Foto do escritor: Valdemir PiresValdemir Pires


Há um livro de Italo Calvino chamado O visconde partido ao meio, que narra a aventura de um homem que uma explosão transformou em dois, um bondoso e outro maldoso. Eles retornam à terra de origem e os dois se relacionam com uma mesma moça, nisso resultando grandes confusões. Eu, embora uno fisicamente, também sou dividido em dois, quase ao meio. Não por uma explosão, mas pelo tempo. Sou um homem com um pé no primeiro milênio da era cristã, e outro no segundo. Sou também uma pessoa que viveu trinta e sete anos no século XX e outros vinte e três no século XXI. E como do final do século passado para o atual os avanços tecnológicos foram muitos e profundos, acelerados, é como se eu tivesse mudado de mundo há uns trinta anos. Muitas são as formas de perceber esta mudança. Penso agora em uma delas: o modo como produzimos e armazenamos imagens fixas de pessoas, coisas, eventos, utilizando a fotografia.

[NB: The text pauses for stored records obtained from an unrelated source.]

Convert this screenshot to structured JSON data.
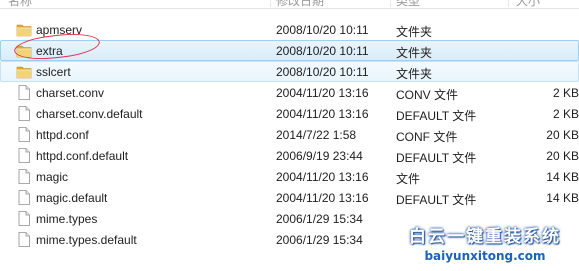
{
  "header": {
    "columns": [
      {
        "name": "name",
        "label": "名称"
      },
      {
        "name": "date",
        "label": "修改日期"
      },
      {
        "name": "type",
        "label": "类型"
      },
      {
        "name": "size",
        "label": "大小"
      }
    ]
  },
  "files": [
    {
      "name": "apmserv",
      "date": "2008/10/20 10:11",
      "type": "文件夹",
      "size": "",
      "icon": "folder-icon",
      "state": ""
    },
    {
      "name": "extra",
      "date": "2008/10/20 10:11",
      "type": "文件夹",
      "size": "",
      "icon": "folder-icon",
      "state": "selected"
    },
    {
      "name": "sslcert",
      "date": "2008/10/20 10:11",
      "type": "文件夹",
      "size": "",
      "icon": "folder-icon",
      "state": "hover"
    },
    {
      "name": "charset.conv",
      "date": "2004/11/20 13:16",
      "type": "CONV 文件",
      "size": "2 KB",
      "icon": "file-icon",
      "state": ""
    },
    {
      "name": "charset.conv.default",
      "date": "2004/11/20 13:16",
      "type": "DEFAULT 文件",
      "size": "2 KB",
      "icon": "file-icon",
      "state": ""
    },
    {
      "name": "httpd.conf",
      "date": "2014/7/22 1:58",
      "type": "CONF 文件",
      "size": "20 KB",
      "icon": "file-icon",
      "state": ""
    },
    {
      "name": "httpd.conf.default",
      "date": "2006/9/19 23:44",
      "type": "DEFAULT 文件",
      "size": "20 KB",
      "icon": "file-icon",
      "state": ""
    },
    {
      "name": "magic",
      "date": "2004/11/20 13:16",
      "type": "文件",
      "size": "14 KB",
      "icon": "file-icon",
      "state": ""
    },
    {
      "name": "magic.default",
      "date": "2004/11/20 13:16",
      "type": "DEFAULT 文件",
      "size": "14 KB",
      "icon": "file-icon",
      "state": ""
    },
    {
      "name": "mime.types",
      "date": "2006/1/29 15:34",
      "type": "",
      "size": "",
      "icon": "file-icon",
      "state": ""
    },
    {
      "name": "mime.types.default",
      "date": "2006/1/29 15:34",
      "type": "",
      "size": "",
      "icon": "file-icon",
      "state": ""
    }
  ],
  "watermark": {
    "title": "白云一键重装系统",
    "url": "baiyunxitong.com"
  },
  "colors": {
    "selection": "#d6ecfb",
    "selection_border": "#9fd0f4",
    "annotation": "#e0304a",
    "folder": "#e8c35a"
  }
}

Percebi – uma vez mais – a mudança profunda que tenho vivenciado quando, por vários motivos, comecei a organizar minha fotobiografia: uma espécie de história de vida pessoal cujo desenrolar pode ser percebido pela sequência cronológica de imagens fotográficas. Dei-me conta, por um lado, de que meus pais e avós não organizaram álbuns de família, por um motivo bem simples: no tempo deles, fotografia era muito cara e eles eram pobres; e, por outro lado, eu o fiz apenas parcialmente até uma certa fase da vida, pelo mesmo motivo de natureza financeira dos antepassados (afinal, não sou um nobre europeu, mas um plebeu latino-americano). Mas, a partir de um dado momento (meados dos anos 2000), acumulei muitas imagens, não mais em papel fotográfico, mas em arquivos de computador – praticamente sem custos unitários.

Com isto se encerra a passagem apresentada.